From demonising their culture to razing their villages to the ground, the attacks by the Turkish state have driven many Kurds to leave. Many are here.
The next time you go to a “Turkish” restaurant, you will most likely be served by Kurdish people. There is a “Scottish Solidarity with Kurdistan” group on Facebook that keeps people up to date and coordinate support.
Kurdish people need, and deserve, our solidarity. We should begin by insisting that the Erdoğan government ends it war on its own people and restarts the abandoned peace process with the PKK. Central to this will be the release of the Kurdish leader Abdullah Öcalan.
The man who founded the PKK long ago turned away from the armed struggle and for decades he has been advocating peaceful transition and co-existence.
He has led the Kurds away from the notion of an independent state and towards the idea of respect and autonomy with the existing states of the near East.

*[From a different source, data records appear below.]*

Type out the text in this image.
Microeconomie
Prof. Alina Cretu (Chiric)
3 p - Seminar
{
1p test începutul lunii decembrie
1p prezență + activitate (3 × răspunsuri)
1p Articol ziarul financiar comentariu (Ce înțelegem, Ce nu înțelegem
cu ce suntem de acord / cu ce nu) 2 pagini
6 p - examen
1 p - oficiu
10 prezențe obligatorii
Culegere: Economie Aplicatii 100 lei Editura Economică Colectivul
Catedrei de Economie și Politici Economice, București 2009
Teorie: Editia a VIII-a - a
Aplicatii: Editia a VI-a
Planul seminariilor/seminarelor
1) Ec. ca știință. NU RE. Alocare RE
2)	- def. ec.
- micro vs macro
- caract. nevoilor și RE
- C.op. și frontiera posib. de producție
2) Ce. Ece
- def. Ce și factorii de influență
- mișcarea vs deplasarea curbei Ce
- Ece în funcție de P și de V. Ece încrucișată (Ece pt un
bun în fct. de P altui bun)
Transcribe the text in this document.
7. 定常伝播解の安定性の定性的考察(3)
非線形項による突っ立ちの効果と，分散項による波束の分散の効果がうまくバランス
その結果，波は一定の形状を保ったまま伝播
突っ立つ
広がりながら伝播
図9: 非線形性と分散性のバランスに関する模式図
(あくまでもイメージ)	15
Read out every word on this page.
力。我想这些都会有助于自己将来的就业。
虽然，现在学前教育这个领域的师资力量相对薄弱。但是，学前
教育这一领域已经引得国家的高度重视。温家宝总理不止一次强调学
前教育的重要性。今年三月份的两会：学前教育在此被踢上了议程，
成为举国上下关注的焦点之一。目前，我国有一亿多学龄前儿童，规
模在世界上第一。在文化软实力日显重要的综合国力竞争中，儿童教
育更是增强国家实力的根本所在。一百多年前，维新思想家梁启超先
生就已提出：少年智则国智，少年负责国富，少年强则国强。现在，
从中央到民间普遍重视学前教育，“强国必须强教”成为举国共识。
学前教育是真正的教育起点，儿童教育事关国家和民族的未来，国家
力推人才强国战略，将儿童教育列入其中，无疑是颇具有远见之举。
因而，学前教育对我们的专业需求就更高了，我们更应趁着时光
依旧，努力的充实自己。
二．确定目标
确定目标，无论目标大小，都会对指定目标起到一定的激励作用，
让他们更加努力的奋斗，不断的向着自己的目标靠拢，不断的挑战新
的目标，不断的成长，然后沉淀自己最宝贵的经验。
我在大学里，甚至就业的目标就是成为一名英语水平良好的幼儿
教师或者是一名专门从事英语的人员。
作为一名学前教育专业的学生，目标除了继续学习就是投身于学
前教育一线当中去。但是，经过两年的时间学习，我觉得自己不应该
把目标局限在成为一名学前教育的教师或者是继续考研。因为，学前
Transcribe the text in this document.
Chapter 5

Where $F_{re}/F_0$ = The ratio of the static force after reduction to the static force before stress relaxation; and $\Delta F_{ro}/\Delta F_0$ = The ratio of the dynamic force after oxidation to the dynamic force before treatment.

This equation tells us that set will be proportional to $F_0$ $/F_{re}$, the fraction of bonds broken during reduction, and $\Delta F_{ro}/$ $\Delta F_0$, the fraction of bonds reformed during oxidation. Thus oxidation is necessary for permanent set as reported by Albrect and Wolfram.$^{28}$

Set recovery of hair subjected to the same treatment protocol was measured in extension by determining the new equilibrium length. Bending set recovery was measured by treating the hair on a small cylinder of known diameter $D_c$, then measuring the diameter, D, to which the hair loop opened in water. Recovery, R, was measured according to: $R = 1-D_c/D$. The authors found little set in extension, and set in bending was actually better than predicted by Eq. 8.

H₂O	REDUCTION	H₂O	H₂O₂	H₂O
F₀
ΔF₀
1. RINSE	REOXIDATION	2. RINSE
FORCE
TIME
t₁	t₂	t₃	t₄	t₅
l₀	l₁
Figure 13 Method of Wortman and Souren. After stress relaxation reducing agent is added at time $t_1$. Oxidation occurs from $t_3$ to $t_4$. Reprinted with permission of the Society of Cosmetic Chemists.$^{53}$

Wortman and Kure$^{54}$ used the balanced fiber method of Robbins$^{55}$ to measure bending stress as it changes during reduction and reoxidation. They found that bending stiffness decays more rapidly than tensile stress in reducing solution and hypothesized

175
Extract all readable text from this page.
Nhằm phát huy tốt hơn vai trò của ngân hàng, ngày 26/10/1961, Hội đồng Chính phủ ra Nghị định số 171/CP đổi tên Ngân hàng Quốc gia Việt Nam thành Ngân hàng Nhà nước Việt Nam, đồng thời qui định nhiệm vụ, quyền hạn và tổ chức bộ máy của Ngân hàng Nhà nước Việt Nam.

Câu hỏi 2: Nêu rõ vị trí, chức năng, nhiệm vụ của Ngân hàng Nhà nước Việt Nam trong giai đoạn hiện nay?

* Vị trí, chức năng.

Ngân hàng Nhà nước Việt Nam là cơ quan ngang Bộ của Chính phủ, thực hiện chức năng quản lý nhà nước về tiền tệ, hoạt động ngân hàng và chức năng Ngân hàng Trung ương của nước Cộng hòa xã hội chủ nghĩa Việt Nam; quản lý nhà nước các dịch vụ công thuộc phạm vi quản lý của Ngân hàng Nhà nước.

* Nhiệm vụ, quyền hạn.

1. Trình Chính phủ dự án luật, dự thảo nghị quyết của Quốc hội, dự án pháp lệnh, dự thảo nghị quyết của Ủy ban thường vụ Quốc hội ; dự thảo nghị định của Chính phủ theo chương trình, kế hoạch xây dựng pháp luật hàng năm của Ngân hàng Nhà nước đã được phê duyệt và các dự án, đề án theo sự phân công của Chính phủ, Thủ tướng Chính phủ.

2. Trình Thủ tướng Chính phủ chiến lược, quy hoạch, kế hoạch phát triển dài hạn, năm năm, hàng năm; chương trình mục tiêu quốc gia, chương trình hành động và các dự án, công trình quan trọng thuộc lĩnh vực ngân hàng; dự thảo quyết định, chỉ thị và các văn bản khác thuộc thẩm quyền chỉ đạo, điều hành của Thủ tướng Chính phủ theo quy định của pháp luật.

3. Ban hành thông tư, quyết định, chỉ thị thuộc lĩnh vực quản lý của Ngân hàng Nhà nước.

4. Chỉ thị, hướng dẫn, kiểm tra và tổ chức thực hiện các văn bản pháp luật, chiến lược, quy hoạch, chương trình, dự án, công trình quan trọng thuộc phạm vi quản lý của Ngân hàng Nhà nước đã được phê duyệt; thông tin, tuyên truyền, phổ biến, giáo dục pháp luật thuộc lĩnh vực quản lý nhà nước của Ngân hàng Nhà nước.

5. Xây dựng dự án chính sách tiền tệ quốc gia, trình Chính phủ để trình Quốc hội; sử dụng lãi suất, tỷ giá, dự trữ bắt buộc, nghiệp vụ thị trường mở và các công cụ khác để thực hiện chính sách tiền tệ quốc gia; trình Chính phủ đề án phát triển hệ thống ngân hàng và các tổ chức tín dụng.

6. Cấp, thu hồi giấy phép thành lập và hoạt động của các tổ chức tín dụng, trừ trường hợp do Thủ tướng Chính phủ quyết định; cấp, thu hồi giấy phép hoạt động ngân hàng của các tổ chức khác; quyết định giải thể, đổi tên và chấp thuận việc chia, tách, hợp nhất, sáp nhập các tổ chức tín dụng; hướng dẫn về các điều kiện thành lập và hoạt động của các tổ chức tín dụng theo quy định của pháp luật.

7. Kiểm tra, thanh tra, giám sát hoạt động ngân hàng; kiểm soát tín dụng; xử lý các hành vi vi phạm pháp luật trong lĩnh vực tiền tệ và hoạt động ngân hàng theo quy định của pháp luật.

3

His writings on bottom-up community cooperation have inspired social movements throughout Kurdistan.
And he has done this for the last 25 years from a prison cell. Since being abducted by Turkish intelligence in 1999, he has spent his time incarcerated in a prison on Imrali island which the government built just for him. Ocalan is the key – not only to justice for the Kurds, but to a brighter future for all of Turkey.
Our government should join the calls for his release and stop turning a blind eye to the serial human rights abuses in Erdoğan’s Turkey.